Grynberg has also been criticized for not getting his battery materials division – which was to become the group’s growth hub – on track. He invested 600 million in two factories in China and Poland. But in Asia he has to contend with fierce competition and price pressure, a situation that will take some time. In Poland, the finishing of the factory has been postponed by Covid-19 to the end of this year.
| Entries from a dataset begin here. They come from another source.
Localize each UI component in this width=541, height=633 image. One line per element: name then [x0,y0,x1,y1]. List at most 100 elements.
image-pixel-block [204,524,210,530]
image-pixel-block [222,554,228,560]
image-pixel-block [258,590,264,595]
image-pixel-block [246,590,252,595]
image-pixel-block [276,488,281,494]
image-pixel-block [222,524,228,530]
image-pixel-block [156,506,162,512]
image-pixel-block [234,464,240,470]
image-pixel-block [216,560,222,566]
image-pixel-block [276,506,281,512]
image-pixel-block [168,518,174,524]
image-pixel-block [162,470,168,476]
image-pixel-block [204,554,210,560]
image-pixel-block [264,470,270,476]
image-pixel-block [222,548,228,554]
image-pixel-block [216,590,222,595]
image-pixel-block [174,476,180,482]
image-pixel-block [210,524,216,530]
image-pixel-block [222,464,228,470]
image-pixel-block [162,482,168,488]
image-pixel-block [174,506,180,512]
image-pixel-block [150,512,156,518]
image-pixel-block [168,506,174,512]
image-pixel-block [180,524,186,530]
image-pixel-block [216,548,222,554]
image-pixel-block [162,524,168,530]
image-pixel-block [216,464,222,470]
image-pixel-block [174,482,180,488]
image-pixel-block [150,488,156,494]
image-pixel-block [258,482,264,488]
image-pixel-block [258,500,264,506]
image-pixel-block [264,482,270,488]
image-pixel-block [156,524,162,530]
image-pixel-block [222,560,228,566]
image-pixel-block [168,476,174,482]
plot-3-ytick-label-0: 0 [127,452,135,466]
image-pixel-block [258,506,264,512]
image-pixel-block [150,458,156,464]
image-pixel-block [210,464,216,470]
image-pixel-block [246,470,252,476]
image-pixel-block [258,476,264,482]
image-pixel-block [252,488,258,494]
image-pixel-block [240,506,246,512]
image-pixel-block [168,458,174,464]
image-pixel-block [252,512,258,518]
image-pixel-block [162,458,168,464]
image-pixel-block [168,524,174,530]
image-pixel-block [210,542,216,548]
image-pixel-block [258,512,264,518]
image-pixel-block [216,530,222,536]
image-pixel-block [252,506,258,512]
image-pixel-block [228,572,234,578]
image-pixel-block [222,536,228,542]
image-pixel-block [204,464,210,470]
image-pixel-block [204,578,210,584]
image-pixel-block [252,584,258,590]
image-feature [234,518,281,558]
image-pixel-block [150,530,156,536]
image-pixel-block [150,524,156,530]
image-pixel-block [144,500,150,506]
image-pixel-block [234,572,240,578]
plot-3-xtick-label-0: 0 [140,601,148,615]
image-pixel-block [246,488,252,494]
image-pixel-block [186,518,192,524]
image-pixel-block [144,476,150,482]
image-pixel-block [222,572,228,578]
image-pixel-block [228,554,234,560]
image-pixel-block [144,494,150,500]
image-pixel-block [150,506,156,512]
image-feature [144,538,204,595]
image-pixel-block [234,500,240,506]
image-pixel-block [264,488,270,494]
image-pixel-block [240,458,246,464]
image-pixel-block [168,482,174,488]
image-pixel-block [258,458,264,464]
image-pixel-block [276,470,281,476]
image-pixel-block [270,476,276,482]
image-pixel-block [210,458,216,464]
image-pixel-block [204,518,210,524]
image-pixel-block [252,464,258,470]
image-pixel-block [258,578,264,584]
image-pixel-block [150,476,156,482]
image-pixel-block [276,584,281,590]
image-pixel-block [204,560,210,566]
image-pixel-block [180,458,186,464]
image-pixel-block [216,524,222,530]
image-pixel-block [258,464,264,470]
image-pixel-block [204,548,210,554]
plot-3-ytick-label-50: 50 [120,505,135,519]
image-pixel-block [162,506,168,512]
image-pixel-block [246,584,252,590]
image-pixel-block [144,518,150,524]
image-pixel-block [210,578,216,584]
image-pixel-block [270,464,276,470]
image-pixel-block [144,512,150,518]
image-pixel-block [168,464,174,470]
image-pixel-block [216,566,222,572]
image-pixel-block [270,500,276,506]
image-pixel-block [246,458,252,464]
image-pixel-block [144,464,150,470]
As a CEO, you shouldn’t get carried away when things are going very well, but you should also not panic when things are going badly.

Marc Grynberg

CEO Umicore

Grynberg, however, remains positive. ‘There is an acceleration in the electrification of cars. Many car manufacturers have brought forward their deadline for a fully electrified vehicle fleet from 2050 to 2035. Now 7 percent worldwide is electric or hybrid. That means that 93 percent of the market still has to switch. That is a huge potential and we will play an important role in it. ‘

Umicore will certainly increase capacity in Poland, says Grynberg. ‘But we remain cautious and will try to synchronize the investments with the real situation.’ In a mature market that is easy, he says. ‘That is a challenge in a market that is developing rapidly. My successor has to take that into account. He has to grasp and utilize that growing market potential. ‘

Tesla

The fact that the large battery manufacturers and especially Tesla – which Grynberg called a hype seven years ago – also want to take a piece of that gigantic battery alloy market, is nothing to be concerned about, according to the CEO. Everyone has competitors. That is part of it. ‘ With those words, he has been brushing aside plans from other companies for years. Usually he adds, “We are much further.”

Euphoric statements are not for him. Even after the record year 2020, he remains cautious. ‘We got off to a strong start to the year, but visibility remains low, although 2021 will probably get even better.’

It is not clear when Grynberg will leave. “That depends on how soon my successor arrives.” He does not know what he will do next. ‘Until further notice I am 100 percent CEO of Umicore.’

Grynberg does not want to answer the question about his most memorable moments. ‘There were many. Every day is different. But as a CEO you must have a solid constitution, a lot of resilience and a high degree of serenity. Don’t get carried away when things are going very well, but also don’t panic when things are going badly. ‘ Hopefully his successor can do something with that.